22. Né au Bec-Hellouin,
Nicolas-David Foutrel accompagna fort jeune son père, que
MM. les religieux avaient choisi pour organiste et auquel il
succéda. Initié de bonne heure à la
musique sacrée, il acquit un véritable talent,
qui se manifesta un jour, dans l'église de l'abbaye de
Saint-Ouen, à un concours où luttèrent
tous les organistes de la province et où la victoire lui
resta. Il était fier de sa profession,
considérée comme libérale, et
quoiqu'il n'eût plus du tout à l'exercer, il
signait encore sous le Directoire avec cette qualité. MM.

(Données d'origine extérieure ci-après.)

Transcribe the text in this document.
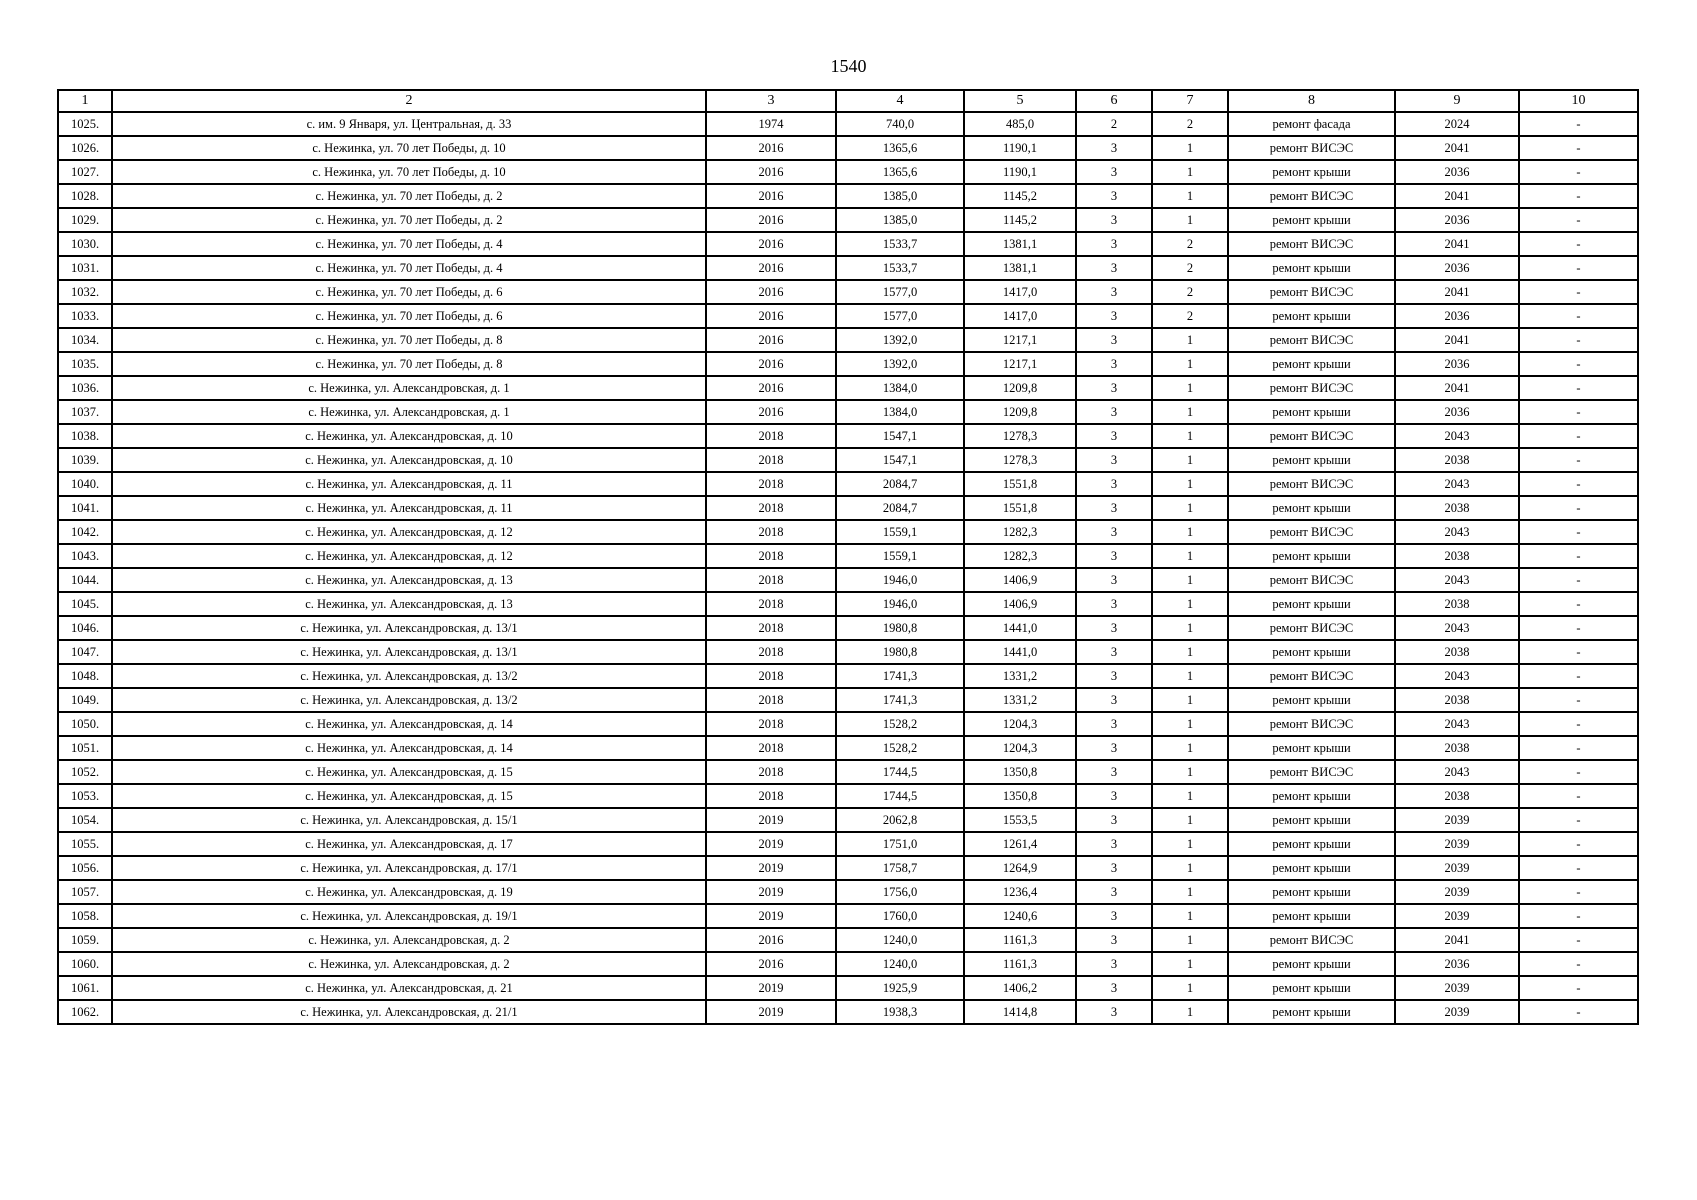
1540
1	2	3	4	5	6	7	8	9	10
1025.	с. им. 9 Января, ул. Центральная, д. 33	1974	740,0	485,0	2	2	ремонт фасада	2024	-
1026.	с. Нежинка, ул. 70 лет Победы, д. 10	2016	1365,6	1190,1	3	1	ремонт ВИСЭС	2041	-
1027.	с. Нежинка, ул. 70 лет Победы, д. 10	2016	1365,6	1190,1	3	1	ремонт крыши	2036	-
1028.	с. Нежинка, ул. 70 лет Победы, д. 2	2016	1385,0	1145,2	3	1	ремонт ВИСЭС	2041	-
1029.	с. Нежинка, ул. 70 лет Победы, д. 2	2016	1385,0	1145,2	3	1	ремонт крыши	2036	-
1030.	с. Нежинка, ул. 70 лет Победы, д. 4	2016	1533,7	1381,1	3	2	ремонт ВИСЭС	2041	-
1031.	с. Нежинка, ул. 70 лет Победы, д. 4	2016	1533,7	1381,1	3	2	ремонт крыши	2036	-
1032.	с. Нежинка, ул. 70 лет Победы, д. 6	2016	1577,0	1417,0	3	2	ремонт ВИСЭС	2041	-
1033.	с. Нежинка, ул. 70 лет Победы, д. 6	2016	1577,0	1417,0	3	2	ремонт крыши	2036	-
1034.	с. Нежинка, ул. 70 лет Победы, д. 8	2016	1392,0	1217,1	3	1	ремонт ВИСЭС	2041	-
1035.	с. Нежинка, ул. 70 лет Победы, д. 8	2016	1392,0	1217,1	3	1	ремонт крыши	2036	-
1036.	с. Нежинка, ул. Александровская, д. 1	2016	1384,0	1209,8	3	1	ремонт ВИСЭС	2041	-
1037.	с. Нежинка, ул. Александровская, д. 1	2016	1384,0	1209,8	3	1	ремонт крыши	2036	-
1038.	с. Нежинка, ул. Александровская, д. 10	2018	1547,1	1278,3	3	1	ремонт ВИСЭС	2043	-
1039.	с. Нежинка, ул. Александровская, д. 10	2018	1547,1	1278,3	3	1	ремонт крыши	2038	-
1040.	с. Нежинка, ул. Александровская, д. 11	2018	2084,7	1551,8	3	1	ремонт ВИСЭС	2043	-
1041.	с. Нежинка, ул. Александровская, д. 11	2018	2084,7	1551,8	3	1	ремонт крыши	2038	-
1042.	с. Нежинка, ул. Александровская, д. 12	2018	1559,1	1282,3	3	1	ремонт ВИСЭС	2043	-
1043.	с. Нежинка, ул. Александровская, д. 12	2018	1559,1	1282,3	3	1	ремонт крыши	2038	-
1044.	с. Нежинка, ул. Александровская, д. 13	2018	1946,0	1406,9	3	1	ремонт ВИСЭС	2043	-
1045.	с. Нежинка, ул. Александровская, д. 13	2018	1946,0	1406,9	3	1	ремонт крыши	2038	-
1046.	с. Нежинка, ул. Александровская, д. 13/1	2018	1980,8	1441,0	3	1	ремонт ВИСЭС	2043	-
1047.	с. Нежинка, ул. Александровская, д. 13/1	2018	1980,8	1441,0	3	1	ремонт крыши	2038	-
1048.	с. Нежинка, ул. Александровская, д. 13/2	2018	1741,3	1331,2	3	1	ремонт ВИСЭС	2043	-
1049.	с. Нежинка, ул. Александровская, д. 13/2	2018	1741,3	1331,2	3	1	ремонт крыши	2038	-
1050.	с. Нежинка, ул. Александровская, д. 14	2018	1528,2	1204,3	3	1	ремонт ВИСЭС	2043	-
1051.	с. Нежинка, ул. Александровская, д. 14	2018	1528,2	1204,3	3	1	ремонт крыши	2038	-
1052.	с. Нежинка, ул. Александровская, д. 15	2018	1744,5	1350,8	3	1	ремонт ВИСЭС	2043	-
1053.	с. Нежинка, ул. Александровская, д. 15	2018	1744,5	1350,8	3	1	ремонт крыши	2038	-
1054.	с. Нежинка, ул. Александровская, д. 15/1	2019	2062,8	1553,5	3	1	ремонт крыши	2039	-
1055.	с. Нежинка, ул. Александровская, д. 17	2019	1751,0	1261,4	3	1	ремонт крыши	2039	-
1056.	с. Нежинка, ул. Александровская, д. 17/1	2019	1758,7	1264,9	3	1	ремонт крыши	2039	-
1057.	с. Нежинка, ул. Александровская, д. 19	2019	1756,0	1236,4	3	1	ремонт крыши	2039	-
1058.	с. Нежинка, ул. Александровская, д. 19/1	2019	1760,0	1240,6	3	1	ремонт крыши	2039	-
1059.	с. Нежинка, ул. Александровская, д. 2	2016	1240,0	1161,3	3	1	ремонт ВИСЭС	2041	-
1060.	с. Нежинка, ул. Александровская, д. 2	2016	1240,0	1161,3	3	1	ремонт крыши	2036	-
1061.	с. Нежинка, ул. Александровская, д. 21	2019	1925,9	1406,2	3	1	ремонт крыши	2039	-
1062.	с. Нежинка, ул. Александровская, д. 21/1	2019	1938,3	1414,8	3	1	ремонт крыши	2039	-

les religieux, qui l'estimaient beaucoup, l'invitaient à
leur table les dimanches et les fêtes. Il leur a bien
prouvé plus tard sa reconnaissance.
23. Le premier commis de cet agent
était l'ancien prieur de l'abbaye de Saint-Wandrille, Dom
Legrand, homme très éclairé et
très sensé, qui avait su prendre un grand empire
sur lui et qui rendit des services incontestables et
incontestés aux prêtres réfractaires
incarcérés à Yvetot et à
Combles sous la Terreur. Comme au nombre de ses attributions, il avait
celle de faire afficher les tableaux sur lesquels chacun avait le
droit, pendant les huit jours qui précédaient
l'élargissement ou la condamnation des détenus,
d'écrire ce qu'il voulait pour ou contre ceux-ci, quand la
feuille d'un prêtre se présentait sous sa main, il
la glissait de suite à la fin, au talon, sous les autres, et
de la sorte aucune dénonciation n'y figurait. Cette ruse
aussi honorable que dangereuse pour son auteur, un seul
prêtre, M. l'abbé Mauger, curé de
Saint-Wandrille, ne voulut pas en profiter, et au lieu de garder
prudemment le silence ainsi que le lui conseillait le citoyen Legrand,
cet infortuné réclama à grands cris
qu'on le conduisit à Paris devant le tribunal
révolutionnaire, certain, disait-il, de se disculper et
d'être élargi. Quinze jours après
à peine on apprenait son jugement et son
exécution.
24. La maison où est
mort M. de Saulty et qui appartenait à Mlle Dinaumare, est
pavée avec les dalles du cloître.
25. M. Jean-Baptiste Lefort est
mort le 5 octobre 1824, et Mme Caumont (Sophie-Adèle
Lefort), le 21 septembre 1820, un mois après avoir
donné le jour à M. Louis-Casimir Caumont, qui
lui-même est décédé aux
Eaux-Bonnes, le 15 août 1842.
26. M. Nicolas-Casimir Caumont est
mort à Jumièges, le 18 avril 1852 : ses
héritiers ont vendu l'abbaye le 7 juillet 1854.
Emile Savalle, Les derniers moines de l'abbaye de Jumièges, Rouen, Imprimerie D. Brière et Fils.